ALAN GRAYSON has seen MERS’s record-keeping up close. From 2009 until this year, he served as the United States representative for Florida’s Eighth Congressional District — in the Orlando area, which was ravaged by foreclosures. Thousands of constituents poured through his office, hoping to fend off foreclosures. Almost all had papers bearing the MERS name.
“In many foreclosures, the MERS paperwork was squirrelly,” Mr. Grayson said. With no real legal authority, he says, Fannie and the banks eliminated the old system and replaced it with a privatized one that was unreliable.
A spokeswoman for MERS declined interview requests. In an e-mail, she noted that several state courts have ruled in MERS’s favor of late.

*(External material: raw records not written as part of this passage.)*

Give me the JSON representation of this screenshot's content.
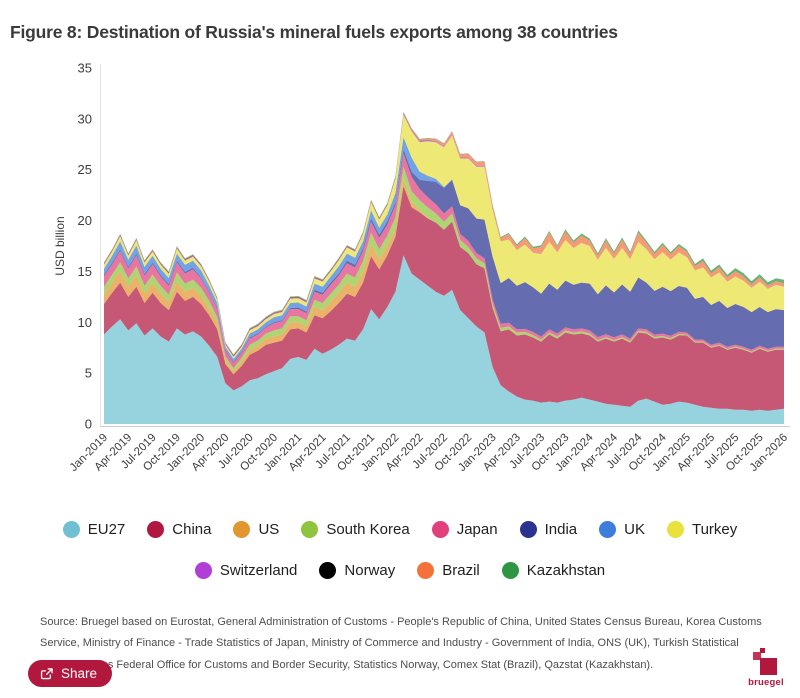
{
  "title": "Figure 8: Destination of Russia's mineral fuels exports among 38 countries",
  "source": "Source: Bruegel based on Eurostat, General Administration of Customs - People's Republic of China, United States Census Bureau, Korea Customs Service, Ministry of Finance - Trade Statistics of Japan, Ministry of Commerce and Industry - Government of India, ONS (UK), Turkish Statistical Institute, Swiss Federal Office for Customs and Border Security, Statistics Norway, Comex Stat (Brazil), Qazstat (Kazakhstan).",
  "share": {
    "label": "Share",
    "icon": "share-export-icon"
  },
  "logo": {
    "text": "bruegel"
  },
  "colors": {
    "accent": "#b2183e",
    "axis_text": "#3c3c3c",
    "axis_line": "#cccccc"
  },
  "chart_data": {
    "type": "area",
    "stacked": true,
    "title": "Figure 8: Destination of Russia's mineral fuels exports among 38 countries",
    "xlabel": "",
    "ylabel": "USD billion",
    "ylim": [
      0,
      35
    ],
    "y_ticks": [
      0,
      5,
      10,
      15,
      20,
      25,
      30,
      35
    ],
    "grid": false,
    "legend_position": "bottom",
    "fill_opacity": 0.72,
    "x_monthly_range": [
      "Jan-2019",
      "Jan-2026"
    ],
    "x_ticks": [
      "Jan-2019",
      "Apr-2019",
      "Jul-2019",
      "Oct-2019",
      "Jan-2020",
      "Apr-2020",
      "Jul-2020",
      "Oct-2020",
      "Jan-2021",
      "Apr-2021",
      "Jul-2021",
      "Oct-2021",
      "Jan-2022",
      "Apr-2022",
      "Jul-2022",
      "Oct-2022",
      "Jan-2023",
      "Apr-2023",
      "Jul-2023",
      "Oct-2023",
      "Jan-2024",
      "Apr-2024",
      "Jul-2024",
      "Oct-2024",
      "Jan-2025",
      "Apr-2025",
      "Jul-2025",
      "Oct-2025",
      "Jan-2026"
    ],
    "x_tick_every_months": 3,
    "series": [
      {
        "name": "EU27",
        "color": "#6fc0d2",
        "values": [
          8.8,
          9.6,
          10.3,
          9.2,
          9.9,
          8.7,
          9.4,
          8.6,
          8.1,
          9.4,
          8.8,
          9.1,
          8.6,
          7.7,
          6.6,
          4.0,
          3.3,
          3.7,
          4.3,
          4.5,
          4.9,
          5.2,
          5.5,
          6.4,
          6.6,
          6.3,
          7.4,
          6.9,
          7.3,
          7.8,
          8.4,
          8.2,
          9.3,
          11.3,
          10.3,
          11.5,
          13.0,
          16.6,
          14.8,
          14.2,
          13.6,
          13.0,
          12.6,
          13.2,
          11.2,
          10.4,
          9.6,
          9.0,
          5.6,
          3.8,
          3.2,
          2.7,
          2.4,
          2.3,
          2.1,
          2.2,
          2.1,
          2.3,
          2.4,
          2.6,
          2.4,
          2.2,
          2.0,
          1.9,
          1.8,
          1.7,
          2.3,
          2.5,
          2.2,
          1.9,
          2.0,
          2.2,
          2.1,
          1.9,
          1.7,
          1.6,
          1.5,
          1.5,
          1.4,
          1.4,
          1.3,
          1.4,
          1.3,
          1.4,
          1.5
        ]
      },
      {
        "name": "China",
        "color": "#b01841",
        "values": [
          3.0,
          3.3,
          3.6,
          3.3,
          3.6,
          3.2,
          3.5,
          3.3,
          3.1,
          3.6,
          3.3,
          3.4,
          3.2,
          3.0,
          2.7,
          1.9,
          1.6,
          2.0,
          2.5,
          2.7,
          2.9,
          2.8,
          2.7,
          2.9,
          2.8,
          2.7,
          3.3,
          3.5,
          3.8,
          4.1,
          4.4,
          4.3,
          4.6,
          5.2,
          4.9,
          5.1,
          5.4,
          6.8,
          6.5,
          6.6,
          6.6,
          6.8,
          6.5,
          6.7,
          6.2,
          6.4,
          6.1,
          6.3,
          5.8,
          5.3,
          6.1,
          6.0,
          6.4,
          6.2,
          6.0,
          6.6,
          6.3,
          6.7,
          6.4,
          6.3,
          6.3,
          5.9,
          6.4,
          6.2,
          6.6,
          6.3,
          6.7,
          6.4,
          6.2,
          6.6,
          6.3,
          6.5,
          6.6,
          6.1,
          6.3,
          5.9,
          6.2,
          5.8,
          6.1,
          5.9,
          5.7,
          6.0,
          5.8,
          5.9,
          5.8
        ]
      },
      {
        "name": "US",
        "color": "#e2962f",
        "values": [
          0.9,
          1.0,
          1.1,
          1.0,
          1.1,
          0.9,
          1.0,
          0.9,
          0.8,
          1.0,
          0.9,
          0.9,
          0.8,
          0.7,
          0.6,
          0.3,
          0.3,
          0.4,
          0.5,
          0.5,
          0.6,
          0.6,
          0.6,
          0.7,
          0.6,
          0.6,
          0.8,
          0.8,
          0.9,
          1.0,
          1.1,
          1.0,
          1.1,
          1.2,
          1.0,
          0.9,
          0.8,
          0.7,
          0.5,
          0.2,
          0.1,
          0,
          0,
          0,
          0,
          0,
          0,
          0,
          0,
          0,
          0,
          0,
          0,
          0,
          0,
          0,
          0,
          0,
          0,
          0,
          0,
          0,
          0,
          0,
          0,
          0,
          0,
          0,
          0,
          0,
          0,
          0,
          0,
          0,
          0,
          0,
          0,
          0,
          0,
          0,
          0,
          0,
          0,
          0,
          0
        ]
      },
      {
        "name": "South Korea",
        "color": "#8fc43e",
        "values": [
          0.8,
          0.8,
          0.9,
          0.8,
          0.9,
          0.8,
          0.8,
          0.8,
          0.7,
          0.9,
          0.8,
          0.8,
          0.8,
          0.7,
          0.6,
          0.4,
          0.3,
          0.4,
          0.5,
          0.5,
          0.5,
          0.6,
          0.6,
          0.6,
          0.6,
          0.6,
          0.7,
          0.7,
          0.8,
          0.8,
          0.9,
          0.9,
          1.0,
          1.1,
          1.0,
          1.0,
          1.1,
          1.2,
          1.1,
          1.0,
          1.0,
          0.9,
          0.8,
          0.8,
          0.7,
          0.6,
          0.6,
          0.5,
          0.4,
          0.35,
          0.3,
          0.3,
          0.25,
          0.25,
          0.2,
          0.2,
          0.2,
          0.2,
          0.2,
          0.2,
          0.2,
          0.15,
          0.15,
          0.15,
          0.15,
          0.15,
          0.15,
          0.15,
          0.15,
          0.15,
          0.15,
          0.15,
          0.1,
          0.1,
          0.1,
          0.1,
          0.1,
          0.1,
          0.1,
          0.1,
          0.1,
          0.1,
          0.1,
          0.1,
          0.1
        ]
      },
      {
        "name": "Japan",
        "color": "#e0417c",
        "values": [
          1.0,
          1.0,
          1.1,
          1.0,
          1.1,
          1.0,
          1.0,
          0.9,
          0.9,
          1.0,
          1.0,
          1.0,
          0.9,
          0.8,
          0.8,
          0.6,
          0.5,
          0.5,
          0.6,
          0.6,
          0.6,
          0.7,
          0.7,
          0.7,
          0.7,
          0.7,
          0.8,
          0.8,
          0.9,
          0.9,
          1.0,
          1.0,
          1.0,
          1.1,
          1.1,
          1.1,
          1.2,
          1.3,
          1.4,
          1.1,
          1.0,
          0.9,
          0.8,
          0.7,
          0.6,
          0.6,
          0.5,
          0.5,
          0.45,
          0.4,
          0.35,
          0.3,
          0.3,
          0.3,
          0.3,
          0.3,
          0.3,
          0.3,
          0.3,
          0.3,
          0.3,
          0.3,
          0.28,
          0.28,
          0.26,
          0.26,
          0.25,
          0.25,
          0.24,
          0.24,
          0.22,
          0.22,
          0.2,
          0.2,
          0.2,
          0.2,
          0.2,
          0.2,
          0.2,
          0.2,
          0.2,
          0.2,
          0.2,
          0.2,
          0.2
        ]
      },
      {
        "name": "India",
        "color": "#2a3390",
        "values": [
          0.15,
          0.15,
          0.15,
          0.15,
          0.15,
          0.15,
          0.15,
          0.15,
          0.15,
          0.15,
          0.15,
          0.15,
          0.1,
          0.1,
          0.1,
          0.1,
          0.1,
          0.1,
          0.1,
          0.1,
          0.1,
          0.1,
          0.1,
          0.1,
          0.15,
          0.15,
          0.2,
          0.2,
          0.2,
          0.2,
          0.25,
          0.25,
          0.25,
          0.3,
          0.3,
          0.3,
          0.3,
          0.4,
          0.5,
          0.9,
          1.6,
          2.2,
          2.5,
          2.6,
          2.8,
          3.2,
          3.4,
          3.8,
          4.2,
          4.0,
          4.4,
          4.3,
          4.6,
          4.4,
          4.2,
          4.5,
          4.3,
          4.6,
          4.4,
          4.5,
          4.6,
          4.2,
          4.8,
          4.4,
          4.9,
          4.6,
          5.0,
          4.6,
          4.3,
          4.6,
          4.4,
          4.5,
          4.4,
          4.0,
          4.2,
          3.9,
          4.1,
          3.8,
          4.0,
          3.9,
          3.7,
          3.8,
          3.6,
          3.7,
          3.6
        ]
      },
      {
        "name": "UK",
        "color": "#3d7edb",
        "values": [
          0.6,
          0.7,
          0.8,
          0.7,
          0.8,
          0.7,
          0.7,
          0.6,
          0.6,
          0.7,
          0.7,
          0.7,
          0.7,
          0.6,
          0.5,
          0.3,
          0.3,
          0.3,
          0.4,
          0.4,
          0.4,
          0.5,
          0.5,
          0.5,
          0.5,
          0.5,
          0.6,
          0.6,
          0.6,
          0.7,
          0.7,
          0.7,
          0.7,
          0.8,
          0.7,
          0.7,
          0.9,
          1.2,
          1.4,
          0.8,
          0.5,
          0.3,
          0.1,
          0.05,
          0,
          0,
          0,
          0,
          0,
          0,
          0,
          0,
          0,
          0,
          0,
          0,
          0,
          0,
          0,
          0,
          0,
          0,
          0,
          0,
          0,
          0,
          0,
          0,
          0,
          0,
          0,
          0,
          0,
          0,
          0,
          0,
          0,
          0,
          0,
          0,
          0,
          0,
          0,
          0,
          0
        ]
      },
      {
        "name": "Turkey",
        "color": "#e8e13e",
        "values": [
          0.4,
          0.4,
          0.5,
          0.4,
          0.5,
          0.4,
          0.4,
          0.4,
          0.4,
          0.5,
          0.4,
          0.4,
          0.4,
          0.4,
          0.3,
          0.2,
          0.2,
          0.2,
          0.3,
          0.3,
          0.3,
          0.3,
          0.3,
          0.4,
          0.4,
          0.4,
          0.5,
          0.5,
          0.5,
          0.6,
          0.6,
          0.6,
          0.7,
          0.8,
          0.8,
          0.9,
          1.4,
          2.2,
          2.6,
          2.9,
          3.4,
          3.6,
          3.9,
          4.3,
          4.6,
          4.9,
          5.1,
          5.2,
          4.6,
          4.1,
          3.8,
          3.5,
          3.7,
          3.4,
          3.9,
          4.1,
          3.7,
          4.0,
          3.6,
          3.9,
          3.7,
          3.4,
          3.7,
          3.3,
          3.6,
          3.2,
          3.5,
          3.3,
          3.1,
          3.4,
          3.1,
          3.3,
          3.0,
          2.8,
          2.9,
          2.7,
          2.8,
          2.6,
          2.7,
          2.6,
          2.4,
          2.5,
          2.3,
          2.4,
          2.3
        ]
      },
      {
        "name": "Switzerland",
        "color": "#b13fd6",
        "values": [
          0.08,
          0.08,
          0.08,
          0.08,
          0.08,
          0.08,
          0.08,
          0.08,
          0.08,
          0.08,
          0.08,
          0.08,
          0.08,
          0.08,
          0.08,
          0.08,
          0.08,
          0.08,
          0.08,
          0.08,
          0.08,
          0.08,
          0.08,
          0.08,
          0.08,
          0.08,
          0.08,
          0.08,
          0.08,
          0.08,
          0.08,
          0.08,
          0.08,
          0.08,
          0.08,
          0.08,
          0.1,
          0.1,
          0.1,
          0.1,
          0.1,
          0.1,
          0.1,
          0.1,
          0.1,
          0.1,
          0.1,
          0.1,
          0.03,
          0.03,
          0.03,
          0.03,
          0.03,
          0.03,
          0.03,
          0.03,
          0.03,
          0.03,
          0.03,
          0.03,
          0.03,
          0.03,
          0.03,
          0.03,
          0.03,
          0.03,
          0.03,
          0.03,
          0.03,
          0.03,
          0.03,
          0.03,
          0.03,
          0.03,
          0.03,
          0.03,
          0.03,
          0.03,
          0.03,
          0.03,
          0.03,
          0.03,
          0.03,
          0.03,
          0.03
        ]
      },
      {
        "name": "Norway",
        "color": "#000000",
        "values": [
          0.06,
          0.06,
          0.06,
          0.06,
          0.06,
          0.06,
          0.06,
          0.06,
          0.06,
          0.06,
          0.06,
          0.06,
          0.06,
          0.06,
          0.06,
          0.06,
          0.06,
          0.06,
          0.06,
          0.06,
          0.06,
          0.06,
          0.06,
          0.06,
          0.06,
          0.06,
          0.06,
          0.06,
          0.06,
          0.06,
          0.06,
          0.06,
          0.06,
          0.06,
          0.06,
          0.06,
          0.05,
          0.05,
          0.04,
          0.03,
          0.02,
          0.01,
          0,
          0,
          0,
          0,
          0,
          0,
          0,
          0,
          0,
          0,
          0,
          0,
          0,
          0,
          0,
          0,
          0,
          0,
          0,
          0,
          0,
          0,
          0,
          0,
          0,
          0,
          0,
          0,
          0,
          0,
          0,
          0,
          0,
          0,
          0,
          0,
          0,
          0,
          0,
          0,
          0,
          0,
          0
        ]
      },
      {
        "name": "Brazil",
        "color": "#f4713c",
        "values": [
          0.05,
          0.05,
          0.05,
          0.05,
          0.05,
          0.05,
          0.05,
          0.05,
          0.05,
          0.05,
          0.05,
          0.05,
          0.05,
          0.05,
          0.05,
          0.05,
          0.05,
          0.05,
          0.05,
          0.05,
          0.05,
          0.05,
          0.05,
          0.05,
          0.05,
          0.05,
          0.05,
          0.05,
          0.05,
          0.05,
          0.05,
          0.05,
          0.05,
          0.05,
          0.05,
          0.05,
          0.08,
          0.1,
          0.1,
          0.15,
          0.15,
          0.2,
          0.25,
          0.3,
          0.3,
          0.35,
          0.35,
          0.4,
          0.4,
          0.3,
          0.5,
          0.4,
          0.6,
          0.4,
          0.7,
          0.9,
          0.5,
          0.8,
          0.5,
          0.7,
          0.5,
          0.4,
          0.7,
          0.5,
          0.8,
          0.5,
          0.9,
          0.6,
          0.5,
          0.7,
          0.5,
          0.6,
          0.5,
          0.4,
          0.6,
          0.4,
          0.5,
          0.4,
          0.5,
          0.4,
          0.3,
          0.4,
          0.3,
          0.3,
          0.3
        ]
      },
      {
        "name": "Kazakhstan",
        "color": "#2e9643",
        "values": [
          0.05,
          0.05,
          0.05,
          0.05,
          0.05,
          0.05,
          0.05,
          0.05,
          0.05,
          0.05,
          0.05,
          0.05,
          0.05,
          0.05,
          0.05,
          0.05,
          0.05,
          0.05,
          0.05,
          0.05,
          0.05,
          0.05,
          0.05,
          0.05,
          0.05,
          0.05,
          0.05,
          0.05,
          0.05,
          0.05,
          0.05,
          0.05,
          0.05,
          0.05,
          0.05,
          0.05,
          0.05,
          0.05,
          0.05,
          0.05,
          0.05,
          0.05,
          0.05,
          0.05,
          0.05,
          0.05,
          0.05,
          0.05,
          0.1,
          0.1,
          0.1,
          0.15,
          0.15,
          0.15,
          0.15,
          0.15,
          0.15,
          0.2,
          0.2,
          0.2,
          0.2,
          0.2,
          0.2,
          0.2,
          0.2,
          0.2,
          0.2,
          0.2,
          0.2,
          0.2,
          0.2,
          0.2,
          0.2,
          0.2,
          0.25,
          0.25,
          0.25,
          0.25,
          0.3,
          0.3,
          0.3,
          0.3,
          0.3,
          0.3,
          0.35
        ]
      }
    ]
  }
}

She expressed confidence that MERS’s policies complied with state laws, even if MERS’s members occasionally strayed.
“At times, some MERS members have failed to follow those procedures and/or established state foreclosure rules,” the spokeswoman, Karmela Lejarde, wrote, “or to properly explain MERS and document MERS relationships in legal pleadings.”
Such cases, she said, “are outliers, reflecting case-specific problems in process, and did not repudiate the MERS business model.”
"We would never rely on it to find ownership.”
MERS’s legal troubles, however, aren’t going away. In August, the Ohio secretary of state referred to federal prosecutors in Cleveland accusations that notaries deputized by MERS were signing hundreds of documents without any personal knowledge of them. The attorney general of Massachusetts is examining a complaint by a county registrar that MERS owes the state tens of millions of dollars in unpaid fees.
As far back as 2001, Ed Romaine, the clerk for Suffolk County, on eastern Long Island, refused to register mortgages in MERS’s name, partly because of complaints that the company’s records didn’t square with public ones. The state Court of Appeals later ruled that he had overstepped his powers.